This post was catalysed by me coming across Webring Studio, a new webring hosting site that appears to be mostly or entirely written with an LLM, a Large Language Model, the type of technology used for Claude, ChatGPT and the like. AI-generated imagery is liberally used and the text has some easy tells in it, such as that whole “it’s not x, it’s y” business - I counted eight on the ‘about’ page alone. They’re doing what they’re doing, it’s their site and their business, but it did get me thinking.
The small Web (is that what we’re calling it? I guess that’s what I’ll call it) is an explicitly handmade project so the presence of AI-generated stuff on it is worthy of discussion. We’re hobbyists here, enjoying the process of making like you’d enjoy making a bowl at a ceramics course. Letting AI write your site for you is like bringing a bowl from Ikea to the last day of that ceramics course - yes you’ve got a bowl like everyone else, but we’re not learning how to have a bowl, we’re learning how to make one - that’s the whole end goal. I don’t think it’s gatekeeping to not call that person a ceramicist.
The site mentioned above is an extreme example, of course. Plenty of people having bits of code generated for them, have their avatars generated, have some example layouts made, that sort of thing. Enough’s been written about the impacts on environment, labour, plagiarism and the mental states of users and I do not believe we can leave those considerations out when trying to answer the question: how do we feel about this stuff in the small Web project? Billions have been spent to work this stuff into our daily lives, so now what? Yes, no, maybe? No more than 10% as the oddly named Not By AI proposes? I am curious how everyone feels about this stuff.
I’ll put in my two cents to get us started: I’m definitely not a neutral party and am unable to pretend to be even for a second: I hate this AI stuff. I feel a little sick whenever I find out I’m reading machine-generated text; AI images make my skin crawl; I administer a whole webring on the topic; I’ve been spending time at my job at a cultural institution trying to get the use of all AI banned and have refused to put my name under anything that’s been ‘run through ChatGPT’. People have accepted the presence of this malicious, plagiaristic, environmentally disastrous technology far too easily and I’ve been making a real nuisance of myself in response. I’m feeling some solace as at least the corporations behind it are now starting to circle the drain, like their crypto and NFT forebears. Hopefully we won’t ever have to talk about AI again a year from now.

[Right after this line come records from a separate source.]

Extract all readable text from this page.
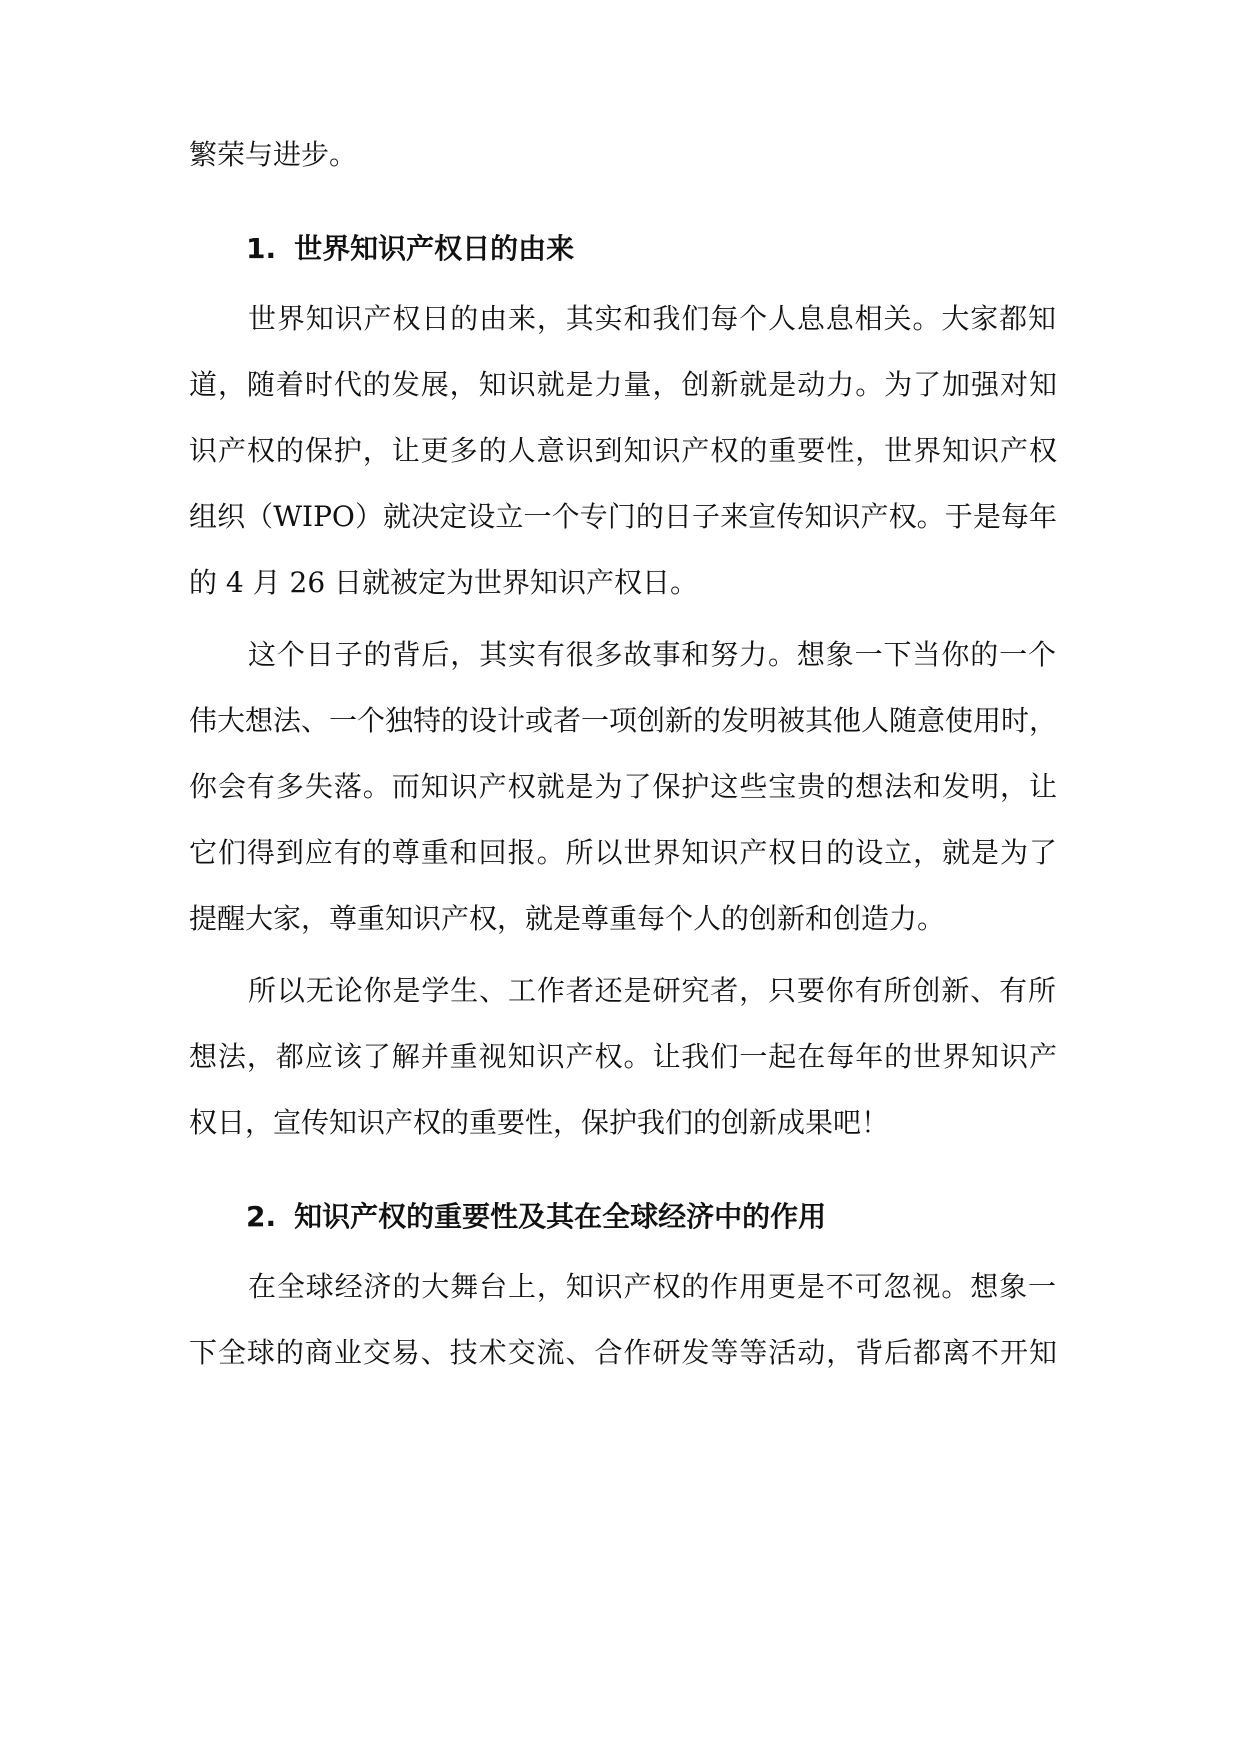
繁荣与进步。

1. 世界知识产权日的由来

世界知识产权日的由来，其实和我们每个人息息相关。大家都知

道，随着时代的发展，知识就是力量，创新就是动力。为了加强对知

识产权的保护，让更多的人意识到知识产权的重要性，世界知识产权

组织（WIPO）就决定设立一个专门的日子来宣传知识产权。于是每年

的 4 月 26 日就被定为世界知识产权日。

这个日子的背后，其实有很多故事和努力。想象一下当你的一个

伟大想法、一个独特的设计或者一项创新的发明被其他人随意使用时，

你会有多失落。而知识产权就是为了保护这些宝贵的想法和发明，让

它们得到应有的尊重和回报。所以世界知识产权日的设立，就是为了

提醒大家，尊重知识产权，就是尊重每个人的创新和创造力。

所以无论你是学生、工作者还是研究者，只要你有所创新、有所

想法，都应该了解并重视知识产权。让我们一起在每年的世界知识产

权日，宣传知识产权的重要性，保护我们的创新成果吧！

2. 知识产权的重要性及其在全球经济中的作用

在全球经济的大舞台上，知识产权的作用更是不可忽视。想象一

下全球的商业交易、技术交流、合作研发等等活动，背后都离不开知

Still, I’m a big believer in finding out what you hate to help define what you love; the proliferation of AI has certainly played some role in making me realise how much I love the small humanmade Web. I get to look at new websites every day and some of them are made by people taking their first steps into webmasterdom - those websites are beautiful, I love surfing them and watching webmasters come up with new stuff. Messy and beautiful, or simple and barebones, or anything in between or something completely different and unexpected. The beauty of building a website is that it takes so little to get going and anyone can go from knowing nothing about building a website to getting something going on Neocities within the hour. A text editor is all it takes, that’s the beauty of it.